Andreas Kublik
· 06.03.2026
When the dust clears on Saturday and you have a clear view of the course of the Strade Bianche race, when the best have arrived in the Piazza del Campo in the historic centre of Siena, then you know a lot about the current pecking order in women's cycling. The women's race is a rendezvous of the world's elite - all the active Tour de France winners, Olympic champions and world champions are at the start. Last year's winner Demi Vollering will start the race with bib number one. For many experts, however, it is not the Dutchwoman who is the top favourite, but Pauline Ferrand-Prévot: the Frenchwoman dominated the Tour de France last year and previously proved how strong she is in one-day races on difficult terrain when she won Paris-Roubaix. Like Tour winner Pogacar in the men's race, the Tour winner in the women's race will also be making her season debut at Strade Bianche. Ferrand-Prevot knows how to prepare meticulously and she is ambitious enough to want to prove herself as the best on the white gravel roads. "I feel very good," said "PFP at a press conference organised by her team Visma-Lease a bike, back from a three-week altitude training camp in Tenerife. With the multiple cross world champion Marianne Vos, she should have a congenial partner in the team when it comes to reacting flexibly in the race.
Last year, Ferrand-Prévot had finished behind winner Vollering and runner-up Anna van der Breggen. However, she had only just returned to road cycling as an Olympic mountain bike champion - but it was already clear that she would make the transition back to road cycling without any major adjustment problems. Last year, van der Breggen was the final companion of the eventual winner. But this time, the 2018 winner said before the race that she was mainly there to help her team-mate at SD Worx-Protime, Lotte Kopecky. However, the two-time road world champion has yet to show exactly how well she has recovered from her form crisis at the end of last season. Her season debut a week ago at the Omloop Het Nieuwsblad didn't really allow any conclusions to be drawn. Kopecky and Vollering were once team-mates - now they are rivals. One of them could become the sole record holder if she wins.
Alongside Vollering and Ferrand-Prévot, Katarzyna Niewiadoma will be the third Tour winner at the start. The Polish rider from the German team Canyon-SRAM-zondacrypto has already been gravel world champion, she masters the gravel roads and has finished second three times. It is rumoured that the 31-year-old is starting this season with particular ambition. The competitors should also have the winner of the Giro d'Italia, Elisa Longo Borghini, on their radar. The aggressive leader of the UAE-ADQ team always wants to ride particularly well in her home country of Italy - and win if possible.

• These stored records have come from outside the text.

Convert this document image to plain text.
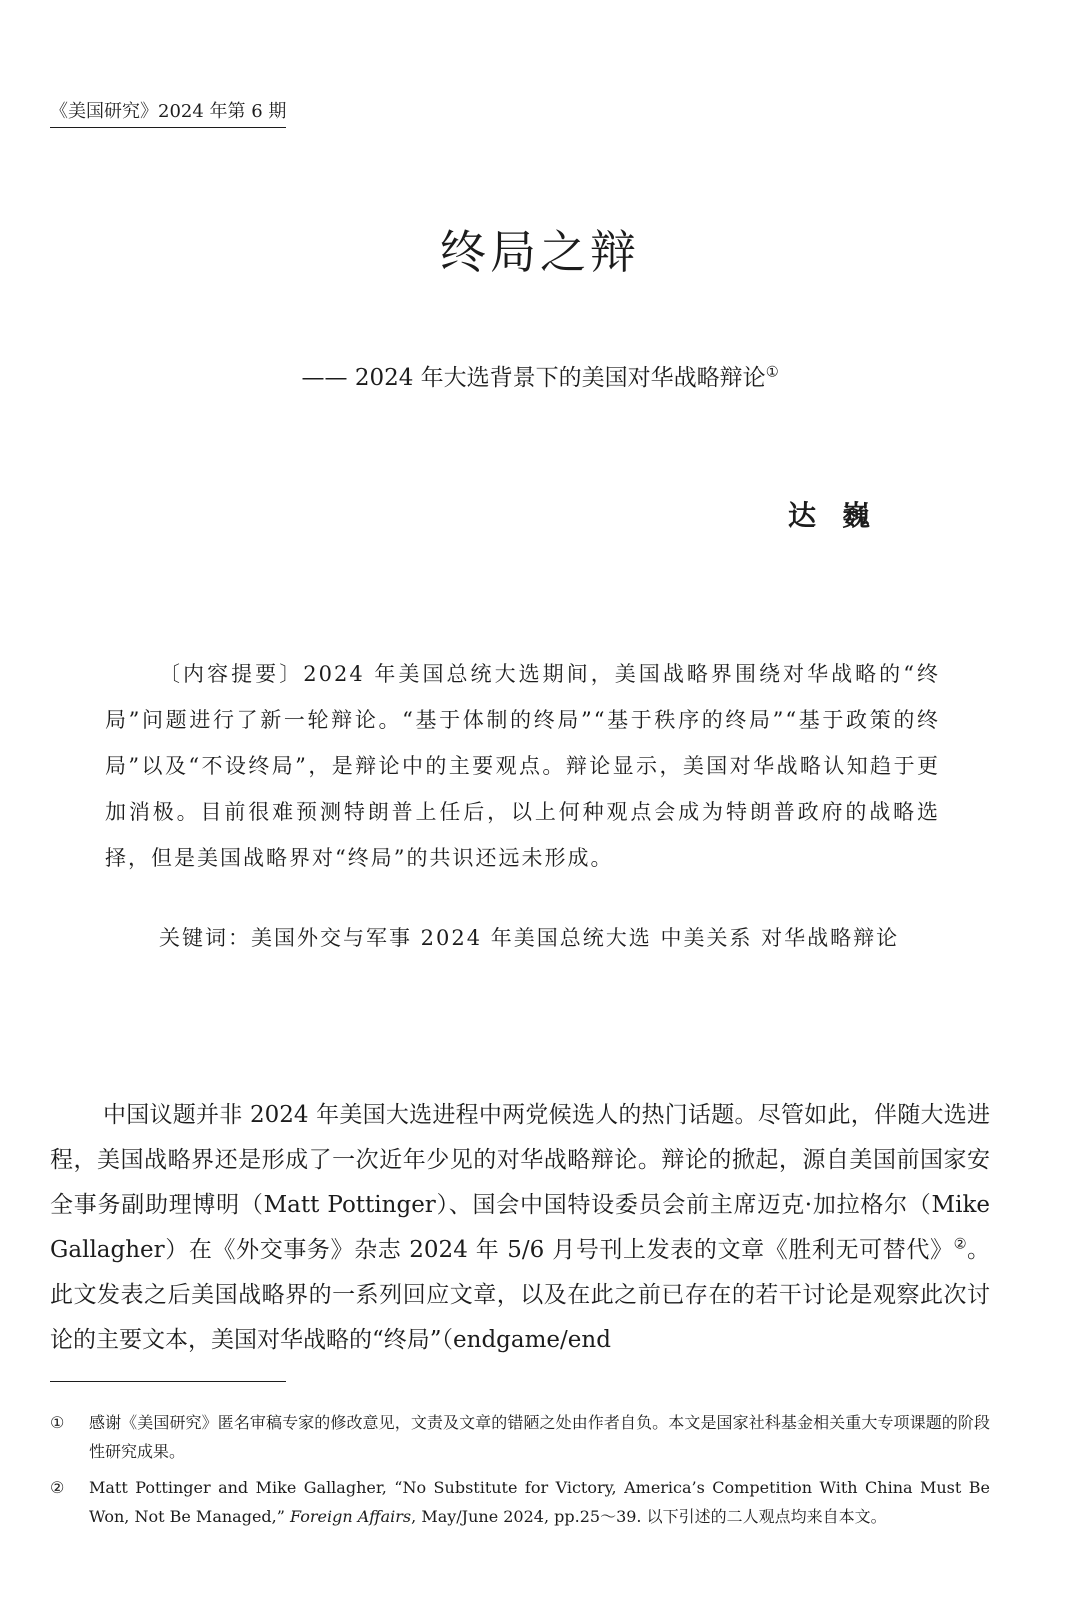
《美国研究》2024 年第 6 期
终局之辩
—— 2024 年大选背景下的美国对华战略辩论①
达巍

〔内容提要〕2024 年美国总统大选期间，美国战略界围绕对华战略的“终局”问题进行了新一轮辩论。“基于体制的终局”“基于秩序的终局”“基于政策的终局”以及“不设终局”，是辩论中的主要观点。辩论显示，美国对华战略认知趋于更加消极。目前很难预测特朗普上任后，以上何种观点会成为特朗普政府的战略选择，但是美国战略界对“终局”的共识还远未形成。

关键词：美国外交与军事 2024 年美国总统大选 中美关系 对华战略辩论

中国议题并非 2024 年美国大选进程中两党候选人的热门话题。尽管如此，伴随大选进程，美国战略界还是形成了一次近年少见的对华战略辩论。辩论的掀起，源自美国前国家安全事务副助理博明（Matt Pottinger）、国会中国特设委员会前主席迈克·加拉格尔（Mike Gallagher）在《外交事务》杂志 2024 年 5/6 月号刊上发表的文章《胜利无可替代》②。此文发表之后美国战略界的一系列回应文章，以及在此之前已存在的若干讨论是观察此次讨论的主要文本，美国对华战略的“终局”（endgame/end

① 感谢《美国研究》匿名审稿专家的修改意见，文责及文章的错陋之处由作者自负。本文是国家社科基金相关重大专项课题的阶段性研究成果。

② Matt Pottinger and Mike Gallagher, “No Substitute for Victory, America’s Competition With China Must Be Won, Not Be Managed,” Foreign Affairs, May/June 2024, pp.25～39. 以下引述的二人观点均来自本文。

So the line-up is exquisite. Anyone who wants to criticise the start list could at best criticise the fact that Olympic champion Kristen Faulkner and time trial world champion Marlen Reusser are not taking part. But Faulkner has no special memories of the race in which she was once disqualified for using an unauthorised glucose meter. She will be replaced by reigning world champion Magedeleine Vallières as captain of Team EF Education. And Reusser is unlikely to feel particularly comfortable on the slippery descents - she has every reason to avoid risks on her way to the big season goals at the Tour de France. The off-road specialists Puck Pieterse (Fenix-Premier Tech) and Shirin van Anroij (Lidl-Trek) are also likely to want to have a say in the top places.
Unlike in the men's race, there is a good chance that a German will end up at the top of the results list in the women's race. Liane Lippert doesn't really enjoy such high altitude metres (around 2,200 metres for the women over 133 kilometres), but she still came seventh once in 2023. And she has set herself the goal for this season of keeping up with the best in the mountains for longer - so that she can help her team-mate Marlen Reusser in the Tour de France Femmes in the high mountains for as long as possible. In the race over the numerous gravel sectors, the 28-year-old from Friedrichshafen has the leading role in Team Movistar. The German champion Franziska Koch showed herself to be strong at the start of the season, but in her new team FDJ-SUEZ she is likely to mainly do positioning work for captain Demi Vollering. Gravel specialist Rosa Maria Klöser (Canyon-SRAM-zondacrypto) is the only other German in the peloton as Niewiadoma's helper.